In the last nine years, our family has tried five different types of elementary school: home school, private school, parochial school, public school. and charter school. We're extremely lucky to have found one that works very well for us, and it's hard to imagine switching for any reason other than, say, statewide devastation by asteroids. With all that switching around from school to school, we've learned a few things about the basic marks of a good elementary school. (There are often fewer options for high school; and older kids have different needs, and are more resilient than younger kids.) Since this is the time of year when parents are assessing whether or not their kids are in the right place, I thought this would be a good time to share what we've discovered.
1. If you visit a school during class hours, it should not be deathly silent, but there should not be a din. A good school is cheerful and busy, but calm and orderly. It is simply not possible to teach kids if they're not under control. At the same time, teachers should not require kids to behave like adults or robots. The best schools alternate quiet time and active (preferably outdoor) time all day.
2. A good school seeks out parent involvement. I don't mean demanding lots of donations of cup cakes and cleaning supplies and volunteer hours. (That part can be exhausting, but is increasingly necessary in most school to keep their budgets afloat.) I mean that the teachers want to talk to the parents; the teachers want to meet prospective students; the teachers give you detailed updates about your kids and what the class is doing when you ask for it and, ideally, even when you don't. We once got a progress report that said, "Your son/daughter is a pleasure to have in class." Contrast this to our current school, where we got an email from one kid's teacher yesterday, just to let us know that he did something cute and funny, and that she was proud of his progress. A good school also surveys parents about the school's performance.

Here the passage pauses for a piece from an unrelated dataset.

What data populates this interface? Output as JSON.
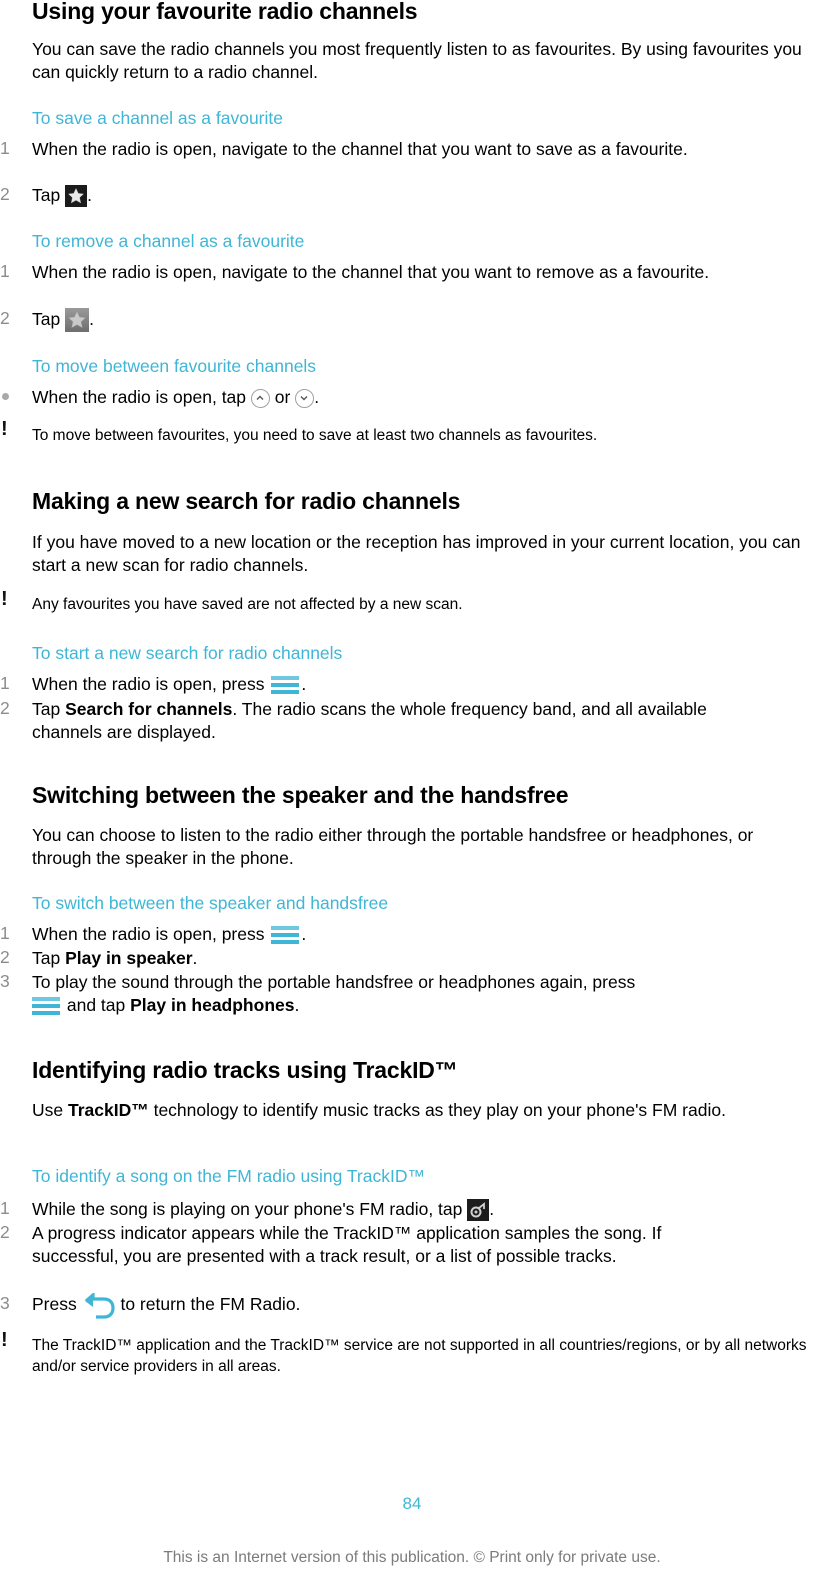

3. A good school is constantly reviewing itself, but not constantly reinventing itself. It's a very healthy sign when the curriculum coordinator realizes that there are gaps, or that some program is not producing the desired results. But it's a red flag when the school wants to revamp every aspect of program or mission. Sweeping change means that your kids are being experimented upon, not taught.
4. A good school is not stuffed with cutting edge technology. There is nothing wrong with new technology in itself, and kids do need to learn how to navigate the world of technology; but the most important things that kids need to learn can be taught with very few materials. If they try to dazzle you with all the magnificent toys and gadgets they've recently installed, that may be a sign their priorities are wrong. One school we visited was very proud of the interactive SMART boards they had instead of blackboards or whiteboards. These are incredibly pricey, and insure that the teachers will spend a good part of their class time struggling to make them work right. Kids spend enough time looking at screens out of school -- they need less technology, not more. Our current school has, as far as I know, one TV monitor, which they keep on a wheeled cart in the bathroom.
5. If your school offers "health" class or any type of sex education, they must be entirely transparent about what the materials are, who will be teaching it, and what the purpose of the lessons is; and they must give you the choice to opt out, if you don't want your kid to be learning some or all of these things from a non-parent. It's very important in itself for parents to know exactly what goes on during any lessons about sexuality or reproduction; and the school's approach to these issues is a good bellweather in general: do they respect the parents' primary authority over the kids, or not? Any hint that the teachers are encouraging kids to be secretive about what they're learning is a huge red flag.
6. A good school retains its teachers and other employees. A no-brainer, but worth pointing out. If there is lots of turnover, there's a reason for that. If the school's employees don't want to be there, then you don't want your kids there.
7. A good school insists on old-fashioned basics like penmanship and memorization of math facts. A good school stresses development of writing skills from an early age, and incorporates science at all levels. And a good school has kids reading every single day.
8. The administrators who communicate with the parents and the public can speak in plain language, without getting caught in a tangle of trendy jargon. Teachers and policy-makers who can't clearly express what your child is doing or what the teachers are teaching don't actually know what your child is doing or what the teachers are teaching. Thick jargon is camouflage, either for incompetence or for something more sinister.
9. A good school at least understands the importance of art and music, even if they don't have the money to supply as much of it as they'd like.
10. A good school tries to build community, and encourages kids of different ages to help each other out. One principle who gave me a tour of his school reassured me that the younger kids wouldn't have any interaction with the older kids. I immediately wondered what was wrong with the older kids! Were they dangerous? If so, what was happening to them to make them that way? In general, it's unnatural for kids to spend time only with people their age.
These are the traits which are most important to our family. How about you? Are you happy with your kids' current school? What are the things that you most appreciate about it? Or if you've left a school, what were the deal breakers?